Resoring the fragile land. Spreading desert forces families to flee

Standing in the shade of a tree in 100-degree heat in the desert south of N'Djamena, Al-Hajj Umar, a Muslim husband and father, looked thin, drawn, but indestructible. In white skullcap and black beard, he began to tell me how he had trudged for 11 days from his devastated northern village with his three wives and six small children.

It's increasingly a tragically common story in Chad and across the eight countries of the Sahel: an already precarious balance between life and death upset by drought -- too many people and too many animals turning marginal land into sand.

The result: a new breed of famine refugee, walking to live: Al-Hajj Umar.

He came from Bokoro, 155 miles east of N'Djamena. Once he owned 17 cows and six goats, but the only animals he set out with were two donkeys.
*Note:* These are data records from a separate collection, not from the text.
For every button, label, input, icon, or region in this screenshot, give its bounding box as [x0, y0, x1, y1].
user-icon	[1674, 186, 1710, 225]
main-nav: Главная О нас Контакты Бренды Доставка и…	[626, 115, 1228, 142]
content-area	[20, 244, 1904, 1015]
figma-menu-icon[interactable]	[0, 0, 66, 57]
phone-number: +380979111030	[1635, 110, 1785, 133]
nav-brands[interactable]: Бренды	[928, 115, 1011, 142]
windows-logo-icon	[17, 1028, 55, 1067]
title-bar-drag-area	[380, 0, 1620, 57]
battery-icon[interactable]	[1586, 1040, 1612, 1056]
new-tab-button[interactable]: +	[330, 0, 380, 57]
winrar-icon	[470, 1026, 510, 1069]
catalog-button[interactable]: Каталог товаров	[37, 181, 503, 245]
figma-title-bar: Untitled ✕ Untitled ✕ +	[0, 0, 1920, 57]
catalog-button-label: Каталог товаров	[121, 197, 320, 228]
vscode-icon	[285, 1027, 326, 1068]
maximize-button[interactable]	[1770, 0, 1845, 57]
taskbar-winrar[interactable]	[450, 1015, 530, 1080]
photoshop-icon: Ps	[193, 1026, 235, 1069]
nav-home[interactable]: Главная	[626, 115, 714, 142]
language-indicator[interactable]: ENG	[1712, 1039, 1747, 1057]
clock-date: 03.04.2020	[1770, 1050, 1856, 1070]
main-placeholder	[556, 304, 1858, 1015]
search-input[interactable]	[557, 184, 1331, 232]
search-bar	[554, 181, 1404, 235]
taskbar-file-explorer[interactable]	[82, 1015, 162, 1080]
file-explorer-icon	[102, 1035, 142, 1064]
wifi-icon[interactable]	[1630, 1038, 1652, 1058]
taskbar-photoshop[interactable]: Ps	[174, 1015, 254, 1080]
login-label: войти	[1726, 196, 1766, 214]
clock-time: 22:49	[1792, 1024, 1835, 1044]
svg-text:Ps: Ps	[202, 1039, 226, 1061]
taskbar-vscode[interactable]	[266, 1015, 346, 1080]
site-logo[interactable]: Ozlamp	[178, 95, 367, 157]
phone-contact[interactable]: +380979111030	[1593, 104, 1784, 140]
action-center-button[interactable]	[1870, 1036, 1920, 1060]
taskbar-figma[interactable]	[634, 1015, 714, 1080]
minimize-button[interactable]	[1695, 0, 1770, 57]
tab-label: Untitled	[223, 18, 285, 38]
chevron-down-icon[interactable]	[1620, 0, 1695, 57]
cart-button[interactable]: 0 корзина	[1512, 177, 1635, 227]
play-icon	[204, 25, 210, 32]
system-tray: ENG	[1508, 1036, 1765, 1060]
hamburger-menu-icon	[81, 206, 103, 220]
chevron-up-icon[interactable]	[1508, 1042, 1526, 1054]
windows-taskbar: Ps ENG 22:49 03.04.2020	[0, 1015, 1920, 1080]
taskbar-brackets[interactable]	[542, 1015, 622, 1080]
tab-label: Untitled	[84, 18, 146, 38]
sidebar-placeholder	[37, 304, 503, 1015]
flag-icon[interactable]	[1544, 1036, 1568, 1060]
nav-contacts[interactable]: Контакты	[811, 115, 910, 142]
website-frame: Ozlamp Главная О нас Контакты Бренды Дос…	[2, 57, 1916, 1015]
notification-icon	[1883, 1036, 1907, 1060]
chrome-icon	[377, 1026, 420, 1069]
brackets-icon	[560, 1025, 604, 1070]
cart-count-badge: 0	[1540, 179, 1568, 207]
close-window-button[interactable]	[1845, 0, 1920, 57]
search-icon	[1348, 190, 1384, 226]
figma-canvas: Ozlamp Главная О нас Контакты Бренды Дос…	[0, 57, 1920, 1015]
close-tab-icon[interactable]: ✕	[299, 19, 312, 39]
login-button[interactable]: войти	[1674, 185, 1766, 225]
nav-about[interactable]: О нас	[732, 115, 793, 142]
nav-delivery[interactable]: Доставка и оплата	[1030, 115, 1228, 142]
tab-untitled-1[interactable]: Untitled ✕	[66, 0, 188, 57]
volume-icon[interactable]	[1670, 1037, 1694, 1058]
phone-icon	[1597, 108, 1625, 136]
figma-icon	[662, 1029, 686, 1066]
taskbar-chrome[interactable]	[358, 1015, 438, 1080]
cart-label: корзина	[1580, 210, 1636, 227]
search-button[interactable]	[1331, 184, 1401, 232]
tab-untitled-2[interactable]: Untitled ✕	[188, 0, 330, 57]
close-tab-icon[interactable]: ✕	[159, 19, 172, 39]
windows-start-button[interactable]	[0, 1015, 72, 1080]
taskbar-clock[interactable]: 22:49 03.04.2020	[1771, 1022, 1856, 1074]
One wife sat on one. The others walked.

``In our village, it hadn't rained properly in seven years,'' he said stoically. ``The cows died of hunger. I sold the goats to buy food. I tried to plow. I tried to grow sorghum and groundnuts [peanuts]. I left late last year with 15 other families.''

The trek was terrible. They walked day and night. Two children in friends' families died. Now his family has been brought here by truck from a holding camp near the shrunken Chari River, ready to work in new fields carved out of dry soil behind us, hoping someone would provide a small pump to lift Chari water to them. It all looked bleak, dry, and wretched, but Mr. Umar thanks Allah he is not still back in Boroko.

``If I am here it means that Allah has saved me,'' he said. He thought for a moment. ``Even if the food still isn't enough for us. . . .''

Al-Hajj Umar cannot read or write. But he can still work. And hope.